12.5 Heat Loss by Convection

We can then return to heat flow between the sheep and the external environment to calculate heat exchange via convection with the air. The sheep exchanges heat with the surrounding air at a rate determined by the temperature difference between the surface of the animal $T_h$ and the air $T_a$. The rate is also determined by the sheep’s surface area exposed to the air, which we approximate here the surface area of the animal at the fleece tips $A_h$. Convection can be estimated as follows $$\begin{equation} H= H_L A_h(T_h-T_a) \tag{12.15} \end{equation}$$ where $H_L$ is a convective heat transfer coefficient ($W m^{-2}K^{-1}$). $H_L$ is related to the boundary layer thickness and depends on whether the heat exchange is free or forced.

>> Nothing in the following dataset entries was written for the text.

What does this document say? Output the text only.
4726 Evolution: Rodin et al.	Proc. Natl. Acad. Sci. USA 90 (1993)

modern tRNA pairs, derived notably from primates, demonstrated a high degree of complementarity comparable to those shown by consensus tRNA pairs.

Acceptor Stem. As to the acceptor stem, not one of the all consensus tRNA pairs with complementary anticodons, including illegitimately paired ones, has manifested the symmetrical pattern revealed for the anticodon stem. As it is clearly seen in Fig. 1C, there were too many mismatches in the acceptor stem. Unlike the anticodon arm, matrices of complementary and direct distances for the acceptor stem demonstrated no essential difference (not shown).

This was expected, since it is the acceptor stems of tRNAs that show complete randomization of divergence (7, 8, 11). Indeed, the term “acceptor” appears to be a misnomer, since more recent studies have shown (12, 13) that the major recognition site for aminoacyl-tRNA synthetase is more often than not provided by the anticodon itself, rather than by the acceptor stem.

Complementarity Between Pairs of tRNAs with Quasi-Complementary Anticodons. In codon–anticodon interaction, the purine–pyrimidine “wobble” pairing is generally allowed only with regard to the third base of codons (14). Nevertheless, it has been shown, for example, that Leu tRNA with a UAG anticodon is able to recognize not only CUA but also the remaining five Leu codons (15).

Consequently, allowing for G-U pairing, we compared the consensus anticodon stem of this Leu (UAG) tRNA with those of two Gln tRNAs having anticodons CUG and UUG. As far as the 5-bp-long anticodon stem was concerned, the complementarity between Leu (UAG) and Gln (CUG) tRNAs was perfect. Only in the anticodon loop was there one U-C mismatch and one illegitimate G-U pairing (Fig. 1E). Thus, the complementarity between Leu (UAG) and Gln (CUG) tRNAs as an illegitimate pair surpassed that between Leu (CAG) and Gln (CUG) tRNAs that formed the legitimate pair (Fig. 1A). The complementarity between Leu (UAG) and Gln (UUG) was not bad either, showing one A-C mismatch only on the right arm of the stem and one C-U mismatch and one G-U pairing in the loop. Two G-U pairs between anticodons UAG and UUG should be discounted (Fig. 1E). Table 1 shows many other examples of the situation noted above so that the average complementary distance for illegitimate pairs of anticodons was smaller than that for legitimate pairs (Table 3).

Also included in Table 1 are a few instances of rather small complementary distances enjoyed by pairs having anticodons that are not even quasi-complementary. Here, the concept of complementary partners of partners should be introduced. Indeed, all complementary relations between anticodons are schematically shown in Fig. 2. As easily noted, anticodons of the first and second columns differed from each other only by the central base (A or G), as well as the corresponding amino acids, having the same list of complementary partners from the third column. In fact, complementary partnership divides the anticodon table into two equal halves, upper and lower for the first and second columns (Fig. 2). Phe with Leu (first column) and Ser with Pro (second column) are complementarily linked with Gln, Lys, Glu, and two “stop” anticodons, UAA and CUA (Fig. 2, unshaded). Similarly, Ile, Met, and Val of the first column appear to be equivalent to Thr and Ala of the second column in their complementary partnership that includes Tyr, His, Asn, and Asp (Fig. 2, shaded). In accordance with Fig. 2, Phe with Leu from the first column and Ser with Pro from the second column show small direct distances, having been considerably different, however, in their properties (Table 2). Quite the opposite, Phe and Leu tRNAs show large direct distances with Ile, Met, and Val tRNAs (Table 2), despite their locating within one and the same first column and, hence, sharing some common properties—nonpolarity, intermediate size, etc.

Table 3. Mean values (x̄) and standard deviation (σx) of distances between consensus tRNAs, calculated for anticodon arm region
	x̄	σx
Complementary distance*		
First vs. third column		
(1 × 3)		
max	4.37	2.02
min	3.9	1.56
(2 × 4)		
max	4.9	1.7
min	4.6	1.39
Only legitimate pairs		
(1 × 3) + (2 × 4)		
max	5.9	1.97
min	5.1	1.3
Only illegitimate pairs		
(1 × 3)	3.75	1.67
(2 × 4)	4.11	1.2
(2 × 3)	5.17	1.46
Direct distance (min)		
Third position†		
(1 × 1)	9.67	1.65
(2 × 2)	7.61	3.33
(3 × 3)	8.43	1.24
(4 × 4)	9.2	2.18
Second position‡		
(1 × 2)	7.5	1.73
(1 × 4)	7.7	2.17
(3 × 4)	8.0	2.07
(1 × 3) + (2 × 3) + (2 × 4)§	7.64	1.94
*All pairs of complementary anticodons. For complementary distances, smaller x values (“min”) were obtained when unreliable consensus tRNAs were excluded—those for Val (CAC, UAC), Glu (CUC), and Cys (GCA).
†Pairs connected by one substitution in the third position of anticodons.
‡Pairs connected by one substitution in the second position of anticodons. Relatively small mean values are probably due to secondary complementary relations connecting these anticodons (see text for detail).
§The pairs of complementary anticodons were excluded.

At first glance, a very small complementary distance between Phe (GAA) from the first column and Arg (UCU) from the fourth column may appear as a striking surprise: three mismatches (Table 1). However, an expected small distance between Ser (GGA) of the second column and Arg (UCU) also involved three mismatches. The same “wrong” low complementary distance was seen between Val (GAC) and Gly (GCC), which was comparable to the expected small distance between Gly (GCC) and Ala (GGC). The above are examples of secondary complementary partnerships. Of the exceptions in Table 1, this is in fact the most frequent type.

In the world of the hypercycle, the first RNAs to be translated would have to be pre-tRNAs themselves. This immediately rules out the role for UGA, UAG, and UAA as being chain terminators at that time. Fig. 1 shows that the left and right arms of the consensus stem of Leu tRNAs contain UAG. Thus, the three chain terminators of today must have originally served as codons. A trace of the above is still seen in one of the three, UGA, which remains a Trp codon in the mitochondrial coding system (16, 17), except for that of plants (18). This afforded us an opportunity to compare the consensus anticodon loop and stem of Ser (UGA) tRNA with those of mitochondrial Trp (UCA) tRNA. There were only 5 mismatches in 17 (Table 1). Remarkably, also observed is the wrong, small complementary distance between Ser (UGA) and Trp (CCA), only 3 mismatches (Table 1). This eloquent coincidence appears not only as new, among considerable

The variables involved in heat transfer can be combined into dimensionless groups that are used to compare the scales of heat exchange processes and thus whether modeling free or forced convection is more appropriate. The Nusselt number (Nu) provides a dimensionless estimate of conductance as is estimated as $Nu = H_L \times d / k$, where $H_L$ is the convective heat transfer coefficient ($W m^{-2} K^{-1}$), $d$ is the characteristic dimension ($m$), and $k$ is thermal conductivity ($W K^{-1}m^{-1}$).

Since Nu is a function of boundary layer thickness, it clearly depends on the Reynolds number, which, it will be recalled, may be written $$Re =\frac{vd}{\nu}$$ In this expression $v$ $(m s^{-1})$ is the velocity of the fluid relative to the body and $\nu$ is the kinematic viscosity of the fluid, about $1.5 \times 10^{-5} m^2 s^{-1}$ for air at 20°C. Tables for Nu are provided in various texts on heat transfer. For gases, the empirical formula $Nu = a Re^n$ may be used (Goldstein, 1938). The coefficient $a$ and the exponent $n$ vary considerably with the Reynolds number. Monteith (1973) provides the following table for cylinders whose axes are at right angles to the wind:

Re	Nu
$1-4$	$0.89Re ^{0.33}$
$4-40$	$0.82Re^{0.39}$
$40-4\times10^3$	$0.63Re^{0.47}$
$4\times10^3-4\times10^4$	$0.17Re^{0.62}$
$4\times10^4-4\times10^5$	$0.024Re^{0.81}$

To obtain some feeling for the magnitude of the convective term $H$, let us assume that our wind speed is $v = 2.0 m s^{-1} = 4.5 \mbox{ miles } hr^{-1}$. Then $Re = (2.0)(0.5)/(1.5\cdot10^{-5}) = 6.67\cdot 10^4$, and we calculate $Nu = (0.024)(6.67\cdot10^4)^{0.81}= 194$. The thermal conductivity $k_a$ of air at 20°C is approximately $2.57\cdot10^{-2} W m^{-1}°C^{-1}$, and since the surface area $A_h$ of the sheep is $5\pi\cdot10^{-1}m^2$,

$$\begin{align*} Nu &= H_L \cdot d / k\\ 194 &= H_L \cdot 0.5 / (2.57 \cdot 10^{-2})\\ H_L &= 10\\ H&= H_L A_h(T_h-T_a)\\ H&= 10 \cdot 5\pi \cdot 10^{-1}(25-10)\\ H&=235 W \end{align*}$$ assuming $T_h$ = 25°C and $T_a$ = 10°C.

The temperature profile associated with convection is depicted in Figure 12.2.

Figure 12.2: Temperature profile across fleece and air. Delta represents boundary layer thickness, $T_h$=fleece-tip temperature, $T_a$ = air temperature.

It is also possible to calculate the heat lost by “free convection,” which is important when wind speed is less than $1 m s^{-1}$. In this case, the buoyancy of heated air is a dominant factor in the transfer of heat away from the animal. Calculation of $H$ in this “unstable” case involves determination of the “Grashof number,” which must be used in place of the Nusselt number. A problem involving free convection is offered as one of the exercises for this module.